A group of published UK-based authors and illustrators of picture books, children's and YA.
‘Guilty pleasures’ suggests something illicit – passing round Jilly Cooper romances under the desk at school. Yes, I was that generation. But I also, as a teenager, had a reputation to uphold – intellectual and bookish. I couldn’t be seen to read Jilly Cooper. I was obliged to cock a snook, and turn another page of A Portrait of the Artist as a Young Man.
I did read her, of course, at home, in secret. Well, Riders and Polo were just pony books for grown ups and I loved pony books. Pony books were my friends. And despite being intellectual and bookish, I had never managed to get of rid of such childhood friends as the Chalet School, Swallows and Amazons and quite a lot of Enid Blyton. (I threw out The Famous Five, but not Malory Towers. Malory Towers is with me yet.)

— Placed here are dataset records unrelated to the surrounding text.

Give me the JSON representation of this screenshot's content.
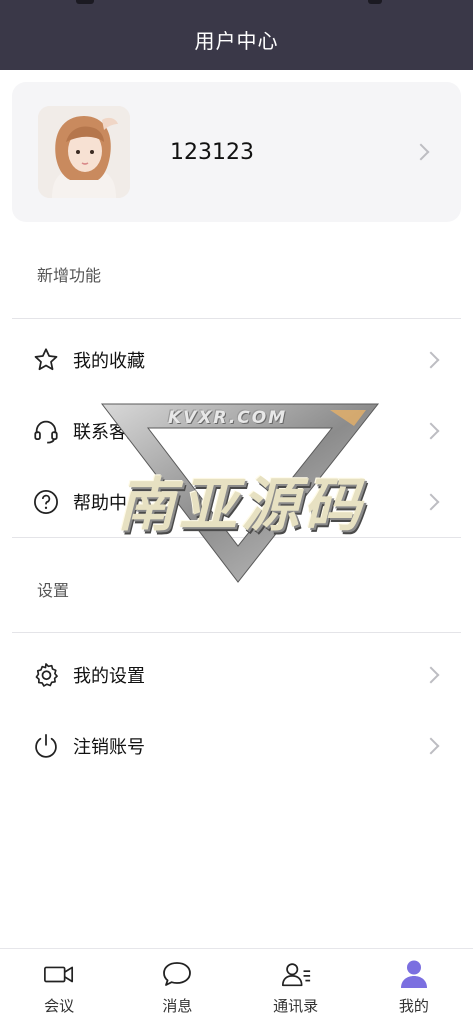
{
  "header": {
    "title": "用户中心"
  },
  "profile": {
    "username": "123123"
  },
  "sections": {
    "new_features": {
      "title": "新增功能",
      "items": [
        {
          "label": "我的收藏",
          "icon": "star-icon"
        },
        {
          "label": "联系客服",
          "icon": "headset-icon"
        },
        {
          "label": "帮助中心",
          "icon": "help-circle-icon"
        }
      ]
    },
    "settings": {
      "title": "设置",
      "items": [
        {
          "label": "我的设置",
          "icon": "gear-icon"
        },
        {
          "label": "注销账号",
          "icon": "power-icon"
        }
      ]
    }
  },
  "watermark": {
    "site": "KVXR.COM",
    "title": "南亚源码"
  },
  "tabbar": {
    "active_color": "#7b6fe0",
    "tabs": [
      {
        "label": "会议",
        "icon": "video-camera-icon",
        "active": false
      },
      {
        "label": "消息",
        "icon": "chat-bubble-icon",
        "active": false
      },
      {
        "label": "通讯录",
        "icon": "contacts-icon",
        "active": false
      },
      {
        "label": "我的",
        "icon": "user-icon",
        "active": true
      }
    ]
  }
}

The thing about guilty book pleasures – well, any pleasures, I suppose, is how subjective they are. A few years ago all my friends were confessing to reading Fifty Shades of Grey. I didn’t – not because I am such a snob these days (well, only a bit), but because I read two pages of the first one and found it – for me – unreadable. Just not my kind of book.

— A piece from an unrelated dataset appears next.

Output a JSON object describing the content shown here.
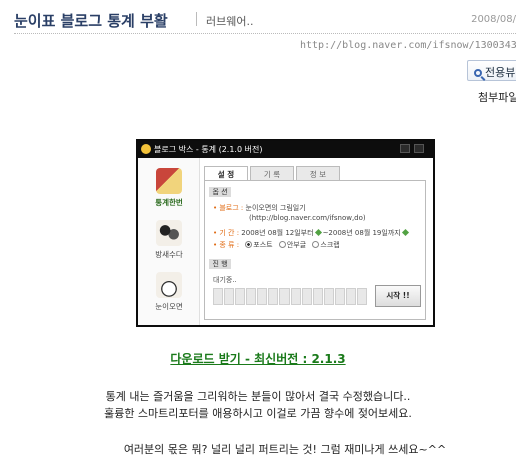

For me, the very best kind of book – I am rereading one now, Kate Atkinson’s Life After Life (rereading is one of my guilty pleasures) – is one I literally can’t put down, walk round the house reading, read while I’m hovering and cooking and have to leave downstairs when I go up to my study or nothing would ever get done. My favourite books tend to be well-written, at the accessible end of literary, with characters I care about. Sometimes, as with Life After Life, they do interesting and demanding things with structure and ask questions about the nature of literature and art. These are books I am conscious of as books, books that make me aspire to be a better writer myself, books that make me see life differently.
And sometimes I just want a good yarn.
I don’t feel guilty about anything I choose to read now. Doing a PhD which partly involved analysing girls’ school stories cured me of that. Also being 49 and really not giving a hoot what anyone thinks. Having said that, when I used to own quite a few Jilly Coopers, they never lived downstairs where visitors could see them. In one clear-out, they all went to the charity shop but then, one particularly stressful time I needed an old friend and Jilly – or rather her characters and delicious world – were exactly the old friends I needed. I downloaded Riders on my kindle and read in public places, looking, I expect, exactly as if I were reading something impressive and experimental. (Maybe I do give a slight hoot about what people think, after all.) I was going to stop there, except I remembered Rivals being really rather good, and then I needed to know what happened and so…
There is a folder on my kindle called Guilty Pleasures. You can guess what it contains.